The International Week of Prayer for Christian Unity has a 112-year history in which Christians around the world have taken part in an octave of prayer for visible Christian unity. The Week of Prayer invites the whole Christian community throughout the world to pray in communion with the prayer of Jesus “that they all may be one.” (John 17:21)
The dates of the Week of Prayer, Jan. 18-25, were proposed in 1908 by Paul Wattson to cover the days between the feasts of St. Peter and St. Paul. In the southern hemisphere, where January is a vacation time churches often find other days to celebrate the Week of Prayer, for example around Pentecost (suggested by the Faith and Order movement in 1926).
The theme for 2020 is “They Showed Us Unusual Kindness” (cf. Acts 28:2). The texts for 2020 were prepared by the Christian Churches of Malta and Gozo, together with an international committee comprising representatives of the Pontifical Council for Promoting Christian Unity and the Faith and Order Commission of the World Council of Churches.
Other ways to observe the Week of Prayer from Father René Constanza, CSP, rector/pastor of the Cathedral of Saint Andrew:
- Pray regularly for the unity of the Church, as Christ wills it and when he wills it. As theologian Yves Congar said, “The way through the door of unity is on our knees.” Prayer is important because prayer’s effect is in us. Prayer changes our hearts, and it is our hearts that most of all need to be changed.

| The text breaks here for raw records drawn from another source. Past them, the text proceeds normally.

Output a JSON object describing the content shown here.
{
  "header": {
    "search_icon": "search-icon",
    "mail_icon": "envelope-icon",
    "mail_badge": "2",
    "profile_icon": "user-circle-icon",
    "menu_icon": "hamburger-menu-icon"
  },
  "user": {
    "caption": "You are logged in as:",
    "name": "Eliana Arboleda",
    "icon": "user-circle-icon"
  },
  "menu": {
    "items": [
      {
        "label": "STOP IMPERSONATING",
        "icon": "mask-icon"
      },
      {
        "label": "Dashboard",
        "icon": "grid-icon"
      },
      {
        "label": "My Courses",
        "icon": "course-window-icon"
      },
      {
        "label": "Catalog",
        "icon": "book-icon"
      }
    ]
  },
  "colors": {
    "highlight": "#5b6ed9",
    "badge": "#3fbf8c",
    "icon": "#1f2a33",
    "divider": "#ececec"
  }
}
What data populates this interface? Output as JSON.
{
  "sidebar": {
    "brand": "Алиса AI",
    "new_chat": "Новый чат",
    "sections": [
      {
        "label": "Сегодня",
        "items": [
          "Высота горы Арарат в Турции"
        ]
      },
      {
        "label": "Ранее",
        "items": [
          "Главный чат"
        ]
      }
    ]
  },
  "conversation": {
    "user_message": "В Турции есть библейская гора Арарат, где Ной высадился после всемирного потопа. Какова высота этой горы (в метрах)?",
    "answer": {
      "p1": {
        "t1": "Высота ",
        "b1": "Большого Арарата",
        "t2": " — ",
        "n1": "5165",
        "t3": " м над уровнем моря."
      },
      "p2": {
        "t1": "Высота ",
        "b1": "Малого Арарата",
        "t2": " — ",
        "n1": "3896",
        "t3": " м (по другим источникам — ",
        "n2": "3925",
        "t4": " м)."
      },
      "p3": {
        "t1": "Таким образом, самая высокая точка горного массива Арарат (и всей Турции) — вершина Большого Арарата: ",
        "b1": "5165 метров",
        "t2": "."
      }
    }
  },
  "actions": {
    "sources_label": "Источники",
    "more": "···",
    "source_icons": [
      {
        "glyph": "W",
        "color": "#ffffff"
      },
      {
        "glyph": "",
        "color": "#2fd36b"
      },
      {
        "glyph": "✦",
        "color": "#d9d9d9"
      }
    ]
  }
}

Prayer resources from Graymoor Ecumenical and Interreligious Institute (Reflection Booklet | Prayer Card in English and Spanish)
- Read and reflect on chapter 27 and chapter 28 of the Acts of the Apostles to appreciate the narrative that leads to this year’s theme. The narrative is a classic drama of humanity confronted by the terrifying power of the elements. Throughout this drama, St. Paul reminds us that life is not governed by forces indifferent to human fate, but rather held in the hands of God. In our search for Christian unity, surrendering ourselves to divine providence will demand letting go of many things to which we are deeply attached. What matters to God is the salvation of souls.
- Think of ways we are called to be more hospitable and kind to others as the islanders are to St. Paul and those who found themselves shipwrecked and in a foreign land. As they gathered around the fire, surrounded by a people who neither knew nor understood them, differences of power and status fall away. The 276 were no longer at the mercy of indifferent forces but embraced by God’s loving providence made present through a people who showed them “unusual kindness” (28:2). Cold and wet, they warmed and dried themselves by the fire. Hungry, they were given food. They were sheltered until it was safe for them to continue their journey.